A little over 3/4 oz, right? That does not seem like enough for 6 gallons. I don't know that is why I asked


----------



## Deezil (Jun 6, 2013)

6 gallons of wine @ what % ABV?


----------



## JohnT (Jun 6, 2013)

Sammyk said:


> A little over 3/4 oz, right? That does not seem like enough for 6 gallons. I don't know that is why I asked


 

OK, 

6 gallons = 22.712 liters 
1% of 22 liters = .22712 liters or 22.7 CENTILITERS. my bad..


----------



## ffemt128 (Jun 6, 2013)

According to the winemakers tool box app I have on the phone, you would need .277 liters of 95% everclear to take 22.7 liters of wine (6 gallon) at 12% to 13%. According to http://www.thecalculatorsite.com/conversions/liquidvolume.php you would need *9.3664842884105 oz.*


----------



## Sammyk (Jun 6, 2013)

The wine is 8.9 ABV. I would like to get it to at least 10% for longer storage.
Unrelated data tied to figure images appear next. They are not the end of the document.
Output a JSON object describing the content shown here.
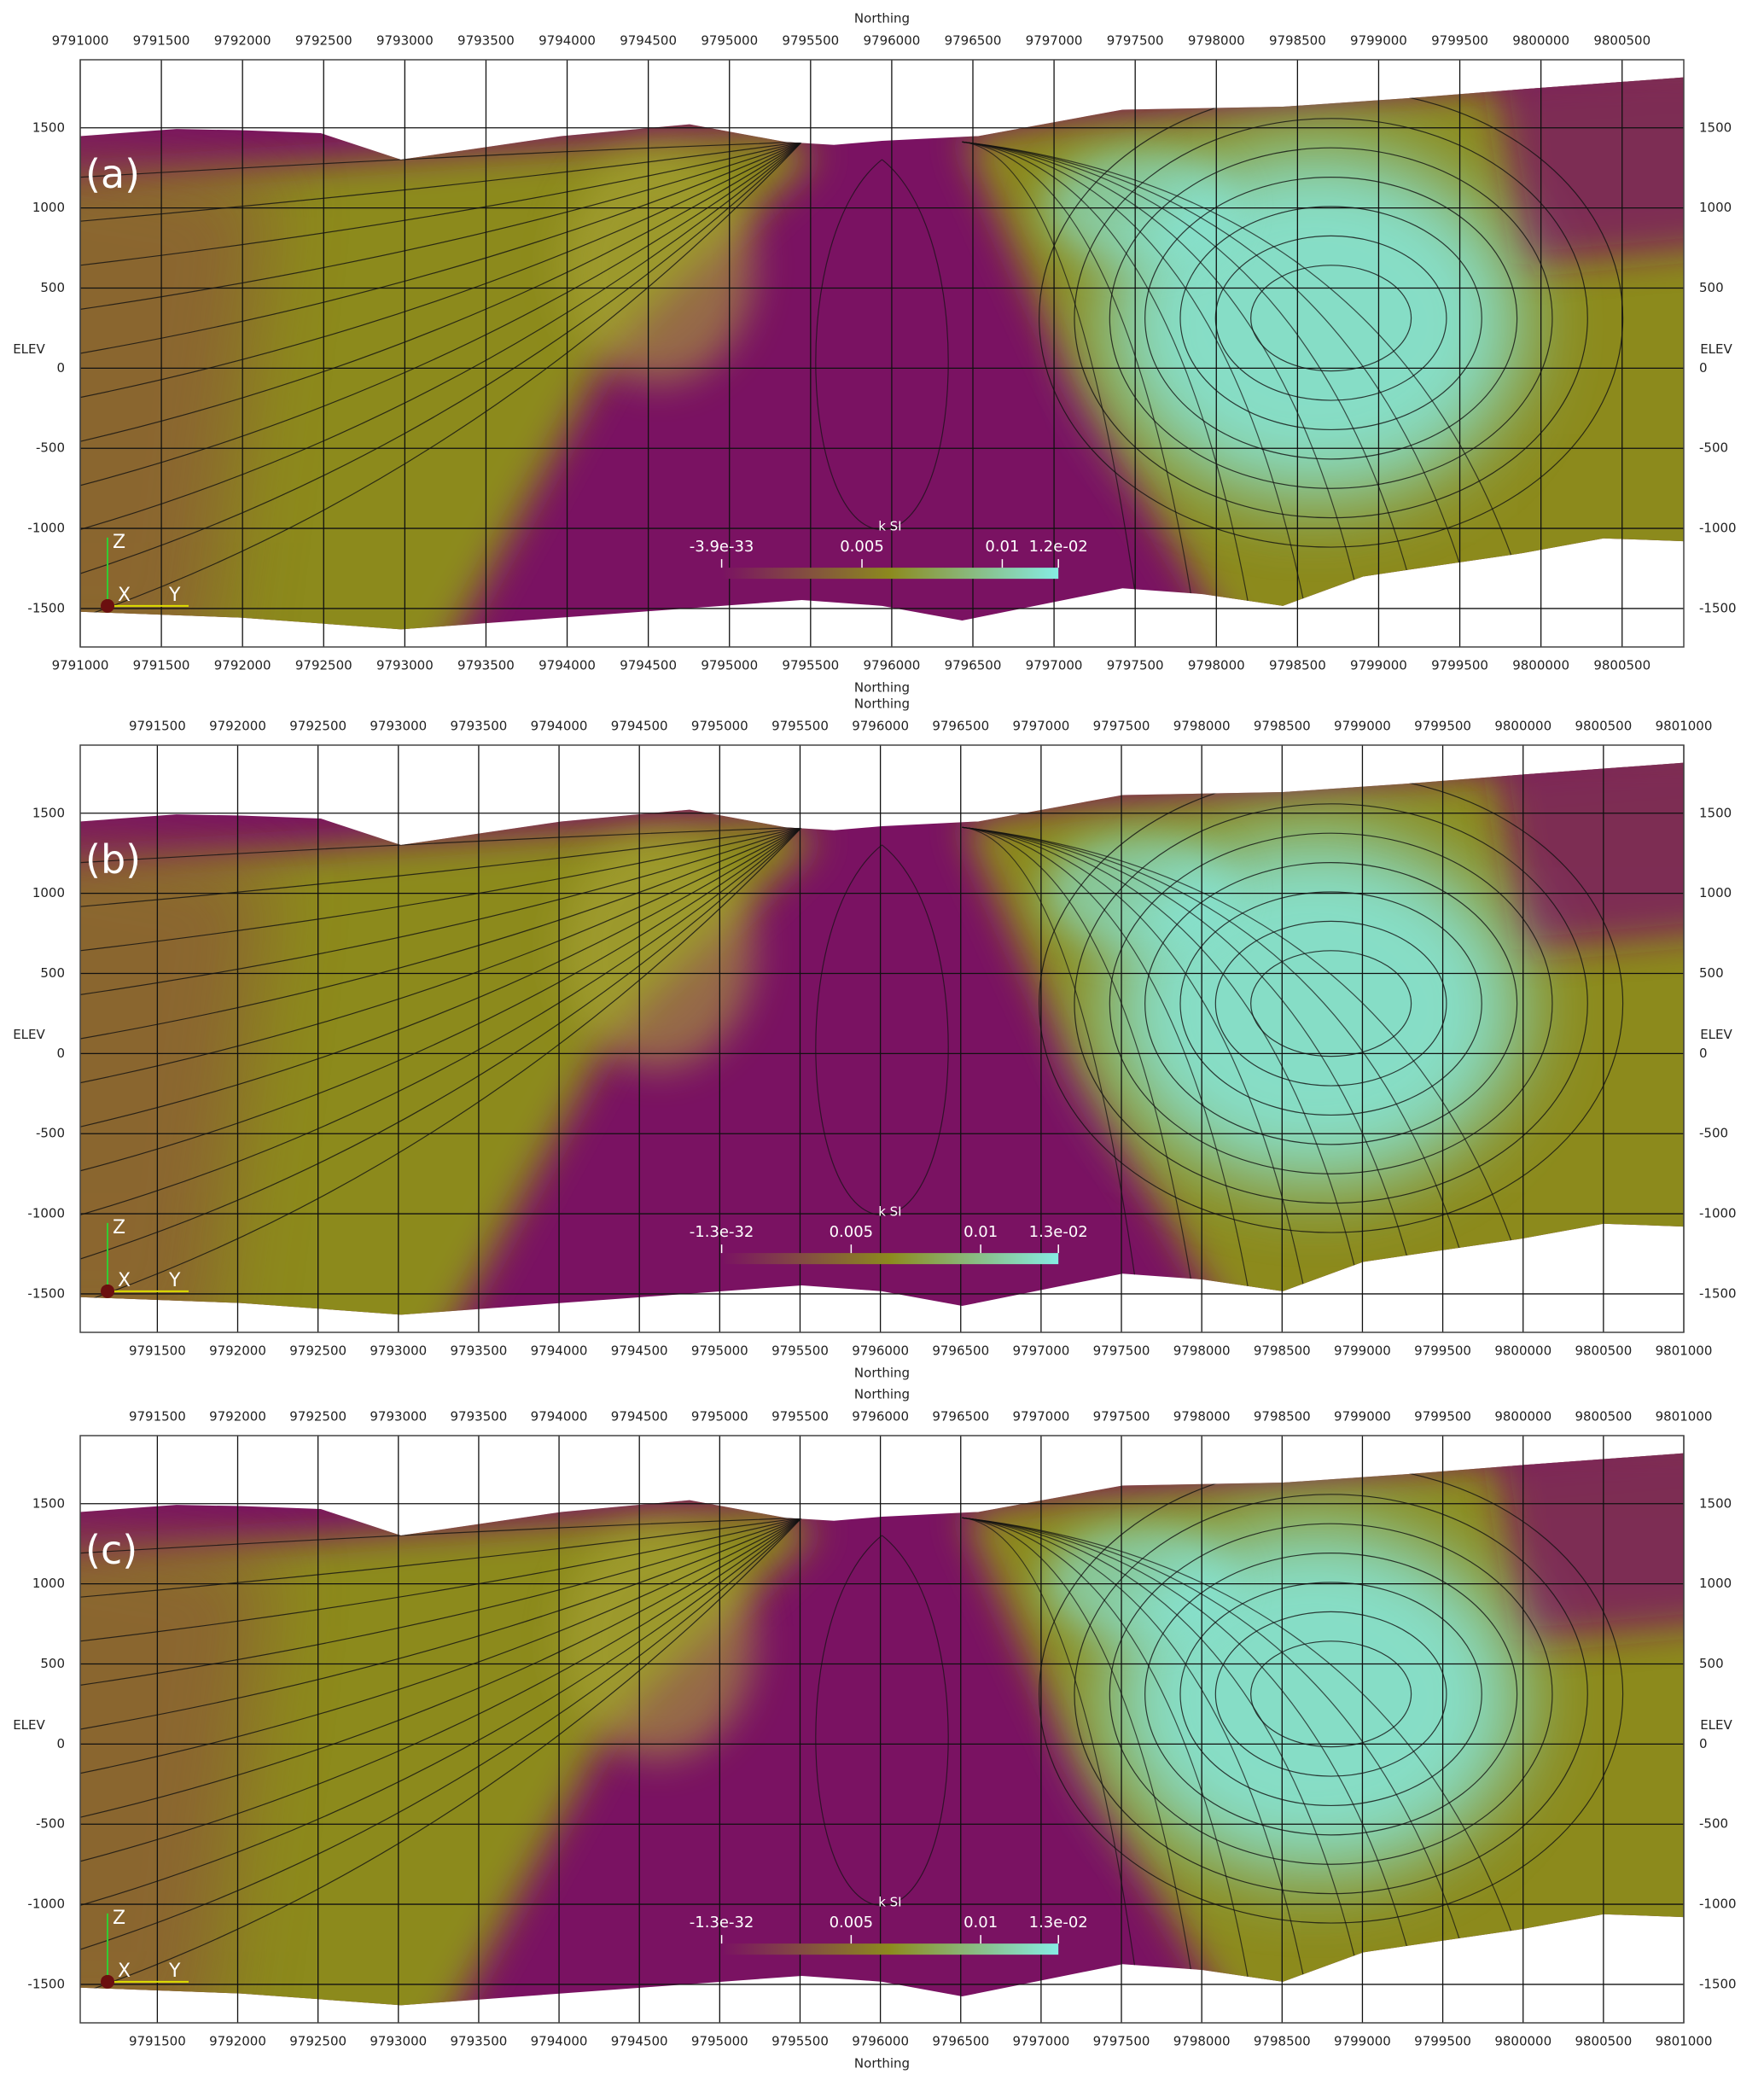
{
  "chart_data": [
    {
      "type": "section",
      "panel_label": "(a)",
      "x_label": "Northing",
      "y_label": "ELEV",
      "xlim": [
        9791000,
        9800880
      ],
      "xticks": [
        9791000,
        9791500,
        9792000,
        9792500,
        9793000,
        9793500,
        9794000,
        9794500,
        9795000,
        9795500,
        9796000,
        9796500,
        9797000,
        9797500,
        9798000,
        9798500,
        9799000,
        9799500,
        9800000,
        9800500
      ],
      "ylim": [
        -1740,
        1925
      ],
      "yticks": [
        1500,
        1000,
        500,
        0,
        -500,
        -1000,
        -1500
      ],
      "colorbar": {
        "title": "k SI",
        "clim": [
          -3.9e-33,
          0.012
        ],
        "ticks": [
          {
            "value": -3.9e-33,
            "label": "-3.9e-33"
          },
          0.005,
          0.01,
          {
            "value": 0.012,
            "label": "1.2e-02"
          }
        ],
        "colormap": [
          "#7a1262",
          "#8c8a1e",
          "#86ece4"
        ]
      },
      "triad": [
        "X",
        "Y",
        "Z"
      ]
    },
    {
      "type": "section",
      "panel_label": "(b)",
      "x_label": "Northing",
      "y_label": "ELEV",
      "xlim": [
        9791020,
        9801000
      ],
      "xticks": [
        9791500,
        9792000,
        9792500,
        9793000,
        9793500,
        9794000,
        9794500,
        9795000,
        9795500,
        9796000,
        9796500,
        9797000,
        9797500,
        9798000,
        9798500,
        9799000,
        9799500,
        9800000,
        9800500,
        9801000
      ],
      "ylim": [
        -1740,
        1925
      ],
      "yticks": [
        1500,
        1000,
        500,
        0,
        -500,
        -1000,
        -1500
      ],
      "colorbar": {
        "title": "k SI",
        "clim": [
          -1.3e-32,
          0.013
        ],
        "ticks": [
          {
            "value": -1.3e-32,
            "label": "-1.3e-32"
          },
          0.005,
          0.01,
          {
            "value": 0.013,
            "label": "1.3e-02"
          }
        ],
        "colormap": [
          "#7a1262",
          "#8c8a1e",
          "#86ece4"
        ]
      },
      "triad": [
        "X",
        "Y",
        "Z"
      ]
    },
    {
      "type": "section",
      "panel_label": "(c)",
      "x_label": "Northing",
      "y_label": "ELEV",
      "xlim": [
        9791020,
        9801000
      ],
      "xticks": [
        9791500,
        9792000,
        9792500,
        9793000,
        9793500,
        9794000,
        9794500,
        9795000,
        9795500,
        9796000,
        9796500,
        9797000,
        9797500,
        9798000,
        9798500,
        9799000,
        9799500,
        9800000,
        9800500,
        9801000
      ],
      "ylim": [
        -1740,
        1925
      ],
      "yticks": [
        1500,
        1000,
        500,
        0,
        -500,
        -1000,
        -1500
      ],
      "colorbar": {
        "title": "k SI",
        "clim": [
          -1.3e-32,
          0.013
        ],
        "ticks": [
          {
            "value": -1.3e-32,
            "label": "-1.3e-32"
          },
          0.005,
          0.01,
          {
            "value": 0.013,
            "label": "1.3e-02"
          }
        ],
        "colormap": [
          "#7a1262",
          "#8c8a1e",
          "#86ece4"
        ]
      },
      "triad": [
        "X",
        "Y",
        "Z"
      ]
    }
  ]
}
It is the coconut from Cornucopia, a mist type wine. Missed my target SG. It smells and tastes great but a little too sweet after the fpack. I thought the Everclear would boost the ABV, lighten the sweetness some but not change the flavor.


----------



## Deezil (Jun 6, 2013)

This is for 151... 191 would take less, can rework the numbers







A = Wine, ABV 9%
B = Everclear, 75%
C = Final ABV, 10%

D = Wine by 'parts'
E = Everclear by 'parts'

C - A = E
B - C = D

10 - 9 = 1
75 - 10 = 65

65 parts wine, 1 parts everclear

65 + 1 = 66 total parts
1/66 = 1.51% everclear
65/66 = 98.48 % wine

98.48 % = 6 gallons of wine
6 gallons x 5 bottles per gallon = 30

*BottlesFortifier = [%Fortifer * (BottlesWine / %Wine)]*
Fortifier = [1.51 * (30/98.48)]

*0.45* bottle (fifth) of 75% Everclear to reach 10% from 9%


Basically, add 375ml of Everclear and it should be above 10% ABV[FONT=&quot]
[/FONT]


----------



## Sammyk (Jun 6, 2013)

Have not bought the Everclear yet.


----------



## saramc (Jun 7, 2013)

Handy tool here, http://www.winebusiness.com/tools/?go=winemaking.calc&sid=7


----------